In an ideal world, IT departments would increase their data security budgets—as, ordinarily, they tend to be too small. Increasing security budgets might allow healthcare organizations to make progress on addressing the most pressing security concerns among hospital and physician practices—which are currently phishing attacks and viruses or malware. Interestingly, these security threats are entirely preventable; they simply require more informed employee “cyber-behavior” like security training, awareness of disgruntled employees, and stronger security priorities among organizational leadership.
D’Arcy Gue stresses five steps to increased cybersecurity precaution:
- Identify every device on the network
- Update your software
- Spread the “security gospel”
- Secure the patient portal
- Cover your business associate bases
Regarding this last point, third-party vendors and business partners may inadvertently leave a cyber-door open, exposing sensitive patient data without even realizing it. It’s each organization’s job to make sure all business partners sign a protected health information (PHI) agreement; this will ensure partners are at least up-to-date on current HIPAA security policy.
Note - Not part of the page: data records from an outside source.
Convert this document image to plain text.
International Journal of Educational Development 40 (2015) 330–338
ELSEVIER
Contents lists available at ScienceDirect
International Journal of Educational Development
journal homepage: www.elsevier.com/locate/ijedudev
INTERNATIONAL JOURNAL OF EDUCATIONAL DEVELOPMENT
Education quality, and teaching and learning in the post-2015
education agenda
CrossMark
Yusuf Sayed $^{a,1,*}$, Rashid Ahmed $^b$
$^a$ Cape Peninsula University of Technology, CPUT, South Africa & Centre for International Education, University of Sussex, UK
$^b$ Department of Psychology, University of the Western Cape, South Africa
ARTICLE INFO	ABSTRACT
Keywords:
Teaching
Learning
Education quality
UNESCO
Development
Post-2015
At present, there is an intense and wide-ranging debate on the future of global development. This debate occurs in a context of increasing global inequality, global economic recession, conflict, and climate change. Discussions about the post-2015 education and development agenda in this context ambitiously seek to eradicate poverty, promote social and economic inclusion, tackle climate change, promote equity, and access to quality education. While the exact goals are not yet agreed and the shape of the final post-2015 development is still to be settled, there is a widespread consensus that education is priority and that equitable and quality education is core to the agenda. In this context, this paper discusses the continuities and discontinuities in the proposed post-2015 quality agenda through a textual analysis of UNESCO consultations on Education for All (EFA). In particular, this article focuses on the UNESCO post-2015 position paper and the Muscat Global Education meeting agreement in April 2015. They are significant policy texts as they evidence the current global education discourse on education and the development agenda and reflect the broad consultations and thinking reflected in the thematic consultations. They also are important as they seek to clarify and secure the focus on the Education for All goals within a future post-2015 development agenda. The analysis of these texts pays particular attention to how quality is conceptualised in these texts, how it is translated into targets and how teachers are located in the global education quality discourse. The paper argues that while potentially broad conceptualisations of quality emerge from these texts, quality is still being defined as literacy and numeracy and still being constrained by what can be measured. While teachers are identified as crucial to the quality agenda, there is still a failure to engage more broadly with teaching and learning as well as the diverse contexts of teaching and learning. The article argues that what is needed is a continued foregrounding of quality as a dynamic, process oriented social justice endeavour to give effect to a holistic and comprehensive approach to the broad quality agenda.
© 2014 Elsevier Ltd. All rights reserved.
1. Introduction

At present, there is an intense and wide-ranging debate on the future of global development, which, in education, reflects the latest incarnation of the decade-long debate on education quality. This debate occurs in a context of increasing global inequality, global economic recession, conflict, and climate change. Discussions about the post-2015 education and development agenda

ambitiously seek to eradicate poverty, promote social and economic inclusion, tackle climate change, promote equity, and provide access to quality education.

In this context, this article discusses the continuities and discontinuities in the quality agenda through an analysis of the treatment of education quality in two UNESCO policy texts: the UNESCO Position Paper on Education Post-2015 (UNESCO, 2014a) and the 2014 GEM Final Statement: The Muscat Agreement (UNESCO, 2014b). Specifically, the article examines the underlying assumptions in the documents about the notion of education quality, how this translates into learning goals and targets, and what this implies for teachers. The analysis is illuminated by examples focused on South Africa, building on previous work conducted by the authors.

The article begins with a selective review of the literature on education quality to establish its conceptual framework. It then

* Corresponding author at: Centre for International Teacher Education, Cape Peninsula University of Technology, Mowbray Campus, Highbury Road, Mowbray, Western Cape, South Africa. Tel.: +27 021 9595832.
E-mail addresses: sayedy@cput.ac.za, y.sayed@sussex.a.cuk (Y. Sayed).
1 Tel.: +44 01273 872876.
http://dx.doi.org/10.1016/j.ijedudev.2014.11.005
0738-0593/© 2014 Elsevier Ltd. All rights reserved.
Lastly, Michael Daniel argues that hospitals should create a “cyber toolbox” to help protect against rising security trends that he deems troubling:
- Data corruption
- Attacks on IoT devices
- Greater collateral damage as the result of third-party relationships
As noted above by Gue, the problem is not only internal but relational.
To effectively combat these impending data breaches, Daniel first recommends changing the organizational mindset so that it considers information security a risk in need of management—as opposed to a technical problem with occasional glitches. Second, it’s crucial to get the attention of senior management, since organizations that do this tend to get positive results. Lastly, Daniel argues, hospitals are in need of a holistic risk management framework that allows the security team to better understand their network topology.
With a strong system of protocols in place, healthcare organizations will be more fully equipped to deal with the new nature of 21st-century data security threats. Hackers and malicious underground organizations are more aware of possible weak points and back entryways than they were in the past—in part because we’re working with so much more data than ever before.
Big data and machine learning
As Robert Lord argues, we must apply technology like big data and machine learning to our privacy and security concerns, making sure systems are up-to-date and continuously monitored for outside attacks.
Ironically, our weakness—dependence on data—is also our biggest strength. We must make sure big data is working for us by fending off hackers before they can attack, utilizing automation and AI to create programs that do the work for us.
As phishing schemes and ransomware attacks become more common, we must formulate comprehensive plans of attack that start at the top levels of management and apply to every department and employee in the chain of command. If cybersecurity is seen as an integral part of an organization’s vision, security is more likely to be prioritized throughout that organization.